Une stratégie américaine globale
Cette acquisition s’inscrit dans une stratégie américaine plus large de renforcement des partenariats militaires avec ses alliés. Washington multiplie les accords d’armement ces dernières années, comme en témoigne le contrat record de 142 milliards de dollars signé avec l’Arabie saoudite en mai 2025, ou encore l’accord décennal de 20 milliards conclu en mars 2026 avec la startup Anduril Industries pour fournir drones autonomes et logiciels militaires avancés à l’armée américaine. Ces transactions illustrent la volonté de Washington de consolider son réseau d’alliances tout en stimulant son industrie de défense nationale.
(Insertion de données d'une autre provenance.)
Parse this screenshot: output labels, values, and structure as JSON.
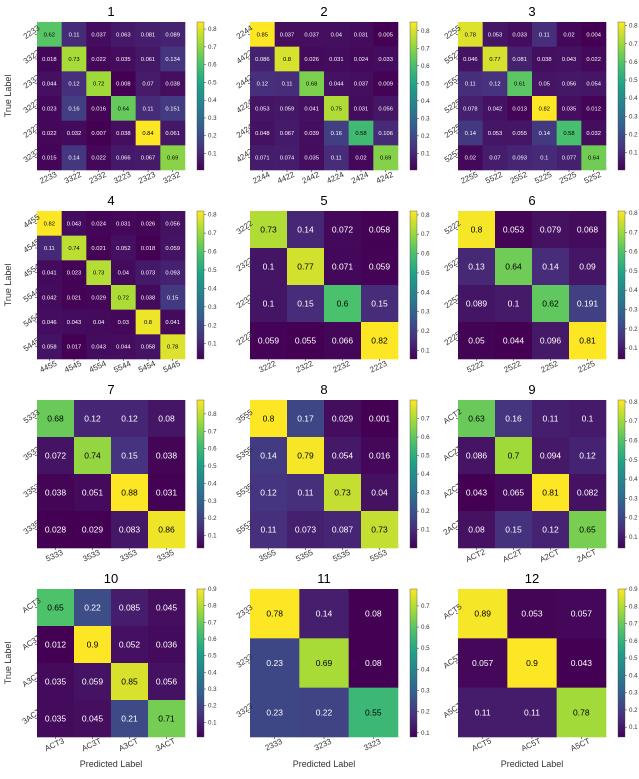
{
  "colormap": [
    "#440154",
    "#46327e",
    "#365c8d",
    "#277f8e",
    "#1fa187",
    "#4ac16d",
    "#a0da39",
    "#fde725"
  ],
  "label_color_dark": "#000000",
  "label_color_light": "#ffffff",
  "chart_data": [
    {
      "type": "heatmap",
      "title": "1",
      "ylabel": "True Label",
      "xlabel": "",
      "labels": [
        "2233",
        "3322",
        "2332",
        "3223",
        "2323",
        "3232"
      ],
      "values": [
        [
          0.62,
          0.11,
          0.037,
          0.063,
          0.081,
          0.089
        ],
        [
          0.018,
          0.73,
          0.022,
          0.035,
          0.061,
          0.134
        ],
        [
          0.044,
          0.12,
          0.72,
          0.008,
          0.07,
          0.038
        ],
        [
          0.023,
          0.16,
          0.016,
          0.64,
          0.11,
          0.151
        ],
        [
          0.022,
          0.032,
          0.007,
          0.038,
          0.84,
          0.061
        ],
        [
          0.015,
          0.14,
          0.022,
          0.066,
          0.067,
          0.69
        ]
      ],
      "colorbar": {
        "min": 0.007,
        "max": 0.84,
        "ticks": [
          "0.1",
          "0.2",
          "0.3",
          "0.4",
          "0.5",
          "0.6",
          "0.7",
          "0.8"
        ]
      }
    },
    {
      "type": "heatmap",
      "title": "2",
      "ylabel": "",
      "xlabel": "",
      "labels": [
        "2244",
        "4422",
        "2442",
        "4224",
        "2424",
        "4242"
      ],
      "values": [
        [
          0.85,
          0.037,
          0.037,
          0.04,
          0.031,
          0.005
        ],
        [
          0.086,
          0.8,
          0.026,
          0.031,
          0.024,
          0.033
        ],
        [
          0.12,
          0.11,
          0.68,
          0.044,
          0.037,
          0.009
        ],
        [
          0.053,
          0.059,
          0.041,
          0.75,
          0.031,
          0.056
        ],
        [
          0.048,
          0.067,
          0.039,
          0.16,
          0.58,
          0.106
        ],
        [
          0.071,
          0.074,
          0.035,
          0.11,
          0.02,
          0.69
        ]
      ],
      "colorbar": {
        "min": 0.005,
        "max": 0.85,
        "ticks": [
          "0.1",
          "0.2",
          "0.3",
          "0.4",
          "0.5",
          "0.6",
          "0.7",
          "0.8"
        ]
      }
    },
    {
      "type": "heatmap",
      "title": "3",
      "ylabel": "",
      "xlabel": "",
      "labels": [
        "2255",
        "5522",
        "2552",
        "5225",
        "2525",
        "5252"
      ],
      "values": [
        [
          0.78,
          0.053,
          0.033,
          0.11,
          0.02,
          0.004
        ],
        [
          0.046,
          0.77,
          0.081,
          0.038,
          0.043,
          0.022
        ],
        [
          0.11,
          0.12,
          0.61,
          0.05,
          0.056,
          0.054
        ],
        [
          0.078,
          0.042,
          0.013,
          0.82,
          0.035,
          0.012
        ],
        [
          0.14,
          0.053,
          0.055,
          0.14,
          0.58,
          0.032
        ],
        [
          0.02,
          0.07,
          0.093,
          0.1,
          0.077,
          0.64
        ]
      ],
      "colorbar": {
        "min": 0.004,
        "max": 0.82,
        "ticks": [
          "0.1",
          "0.2",
          "0.3",
          "0.4",
          "0.5",
          "0.6",
          "0.7",
          "0.8"
        ]
      }
    },
    {
      "type": "heatmap",
      "title": "4",
      "ylabel": "True Label",
      "xlabel": "",
      "labels": [
        "4455",
        "4545",
        "4554",
        "5544",
        "5454",
        "5445"
      ],
      "values": [
        [
          0.82,
          0.043,
          0.024,
          0.031,
          0.026,
          0.056
        ],
        [
          0.11,
          0.74,
          0.021,
          0.052,
          0.018,
          0.059
        ],
        [
          0.041,
          0.023,
          0.73,
          0.04,
          0.073,
          0.093
        ],
        [
          0.042,
          0.021,
          0.029,
          0.72,
          0.038,
          0.15
        ],
        [
          0.046,
          0.043,
          0.04,
          0.03,
          0.8,
          0.041
        ],
        [
          0.058,
          0.017,
          0.043,
          0.044,
          0.058,
          0.78
        ]
      ],
      "colorbar": {
        "min": 0.017,
        "max": 0.82,
        "ticks": [
          "0.1",
          "0.2",
          "0.3",
          "0.4",
          "0.5",
          "0.6",
          "0.7",
          "0.8"
        ]
      }
    },
    {
      "type": "heatmap",
      "title": "5",
      "ylabel": "",
      "xlabel": "",
      "labels": [
        "3222",
        "2322",
        "2232",
        "2223"
      ],
      "values": [
        [
          0.73,
          0.14,
          0.072,
          0.058
        ],
        [
          0.1,
          0.77,
          0.071,
          0.059
        ],
        [
          0.1,
          0.15,
          0.6,
          0.15
        ],
        [
          0.059,
          0.055,
          0.066,
          0.82
        ]
      ],
      "colorbar": {
        "min": 0.055,
        "max": 0.82,
        "ticks": [
          "0.1",
          "0.2",
          "0.3",
          "0.4",
          "0.5",
          "0.6",
          "0.7",
          "0.8"
        ]
      }
    },
    {
      "type": "heatmap",
      "title": "6",
      "ylabel": "",
      "xlabel": "",
      "labels": [
        "5222",
        "2522",
        "2252",
        "2225"
      ],
      "values": [
        [
          0.8,
          0.053,
          0.079,
          0.068
        ],
        [
          0.13,
          0.64,
          0.14,
          0.09
        ],
        [
          0.089,
          0.1,
          0.62,
          0.191
        ],
        [
          0.05,
          0.044,
          0.096,
          0.81
        ]
      ],
      "colorbar": {
        "min": 0.044,
        "max": 0.81,
        "ticks": [
          "0.1",
          "0.2",
          "0.3",
          "0.4",
          "0.5",
          "0.6",
          "0.7",
          "0.8"
        ]
      }
    },
    {
      "type": "heatmap",
      "title": "7",
      "ylabel": "",
      "xlabel": "",
      "labels": [
        "5333",
        "3533",
        "3353",
        "3335"
      ],
      "values": [
        [
          0.68,
          0.12,
          0.12,
          0.08
        ],
        [
          0.072,
          0.74,
          0.15,
          0.038
        ],
        [
          0.038,
          0.051,
          0.88,
          0.031
        ],
        [
          0.028,
          0.029,
          0.083,
          0.86
        ]
      ],
      "colorbar": {
        "min": 0.028,
        "max": 0.88,
        "ticks": [
          "0.1",
          "0.2",
          "0.3",
          "0.4",
          "0.5",
          "0.6",
          "0.7",
          "0.8"
        ]
      }
    },
    {
      "type": "heatmap",
      "title": "8",
      "ylabel": "",
      "xlabel": "",
      "labels": [
        "3555",
        "5355",
        "5535",
        "5553"
      ],
      "values": [
        [
          0.8,
          0.17,
          0.029,
          0.001
        ],
        [
          0.14,
          0.79,
          0.054,
          0.016
        ],
        [
          0.12,
          0.11,
          0.73,
          0.04
        ],
        [
          0.11,
          0.073,
          0.087,
          0.73
        ]
      ],
      "colorbar": {
        "min": 0.001,
        "max": 0.8,
        "ticks": [
          "0.1",
          "0.2",
          "0.3",
          "0.4",
          "0.5",
          "0.6",
          "0.7"
        ]
      }
    },
    {
      "type": "heatmap",
      "title": "9",
      "ylabel": "",
      "xlabel": "",
      "labels": [
        "ACT2",
        "AC2T",
        "A2CT",
        "2ACT"
      ],
      "values": [
        [
          0.63,
          0.16,
          0.11,
          0.1
        ],
        [
          0.086,
          0.7,
          0.094,
          0.12
        ],
        [
          0.043,
          0.065,
          0.81,
          0.082
        ],
        [
          0.08,
          0.15,
          0.12,
          0.65
        ]
      ],
      "colorbar": {
        "min": 0.043,
        "max": 0.81,
        "ticks": [
          "0.1",
          "0.2",
          "0.3",
          "0.4",
          "0.5",
          "0.6",
          "0.7",
          "0.8"
        ]
      }
    },
    {
      "type": "heatmap",
      "title": "10",
      "ylabel": "True Label",
      "xlabel": "Predicted Label",
      "labels": [
        "ACT3",
        "AC3T",
        "A3CT",
        "3ACT"
      ],
      "values": [
        [
          0.65,
          0.22,
          0.085,
          0.045
        ],
        [
          0.012,
          0.9,
          0.052,
          0.036
        ],
        [
          0.035,
          0.059,
          0.85,
          0.056
        ],
        [
          0.035,
          0.045,
          0.21,
          0.71
        ]
      ],
      "colorbar": {
        "min": 0.012,
        "max": 0.9,
        "ticks": [
          "0.1",
          "0.2",
          "0.3",
          "0.4",
          "0.5",
          "0.6",
          "0.7",
          "0.8",
          "0.9"
        ]
      }
    },
    {
      "type": "heatmap",
      "title": "11",
      "ylabel": "",
      "xlabel": "Predicted Label",
      "labels": [
        "2333",
        "3233",
        "3323"
      ],
      "values": [
        [
          0.78,
          0.14,
          0.08
        ],
        [
          0.23,
          0.69,
          0.08
        ],
        [
          0.23,
          0.22,
          0.55
        ]
      ],
      "colorbar": {
        "min": 0.08,
        "max": 0.78,
        "ticks": [
          "0.1",
          "0.2",
          "0.3",
          "0.4",
          "0.5",
          "0.6",
          "0.7"
        ]
      }
    },
    {
      "type": "heatmap",
      "title": "12",
      "ylabel": "",
      "xlabel": "Predicted Label",
      "labels": [
        "ACT5",
        "AC5T",
        "A5CT"
      ],
      "values": [
        [
          0.89,
          0.053,
          0.057
        ],
        [
          0.057,
          0.9,
          0.043
        ],
        [
          0.11,
          0.11,
          0.78
        ]
      ],
      "colorbar": {
        "min": 0.043,
        "max": 0.9,
        "ticks": [
          "0.1",
          "0.2",
          "0.3",
          "0.4",
          "0.5",
          "0.6",
          "0.7",
          "0.8",
          "0.9"
        ]
      }
    }
  ]
}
Pour la Nouvelle-Zélande, ce contrat représente un investissement majeur dans ses forces armées. Les hélicoptères MH-60R remplaceront une flotte vieillissante et offriront des capacités opérationnelles accrues pour surveiller les vastes zones maritimes sous juridiction néo-zélandaise. La livraison des appareils devrait s’échelonner sur plusieurs années, le temps de former les équipages et d’adapter les infrastructures techniques nécessaires à leur déploiement.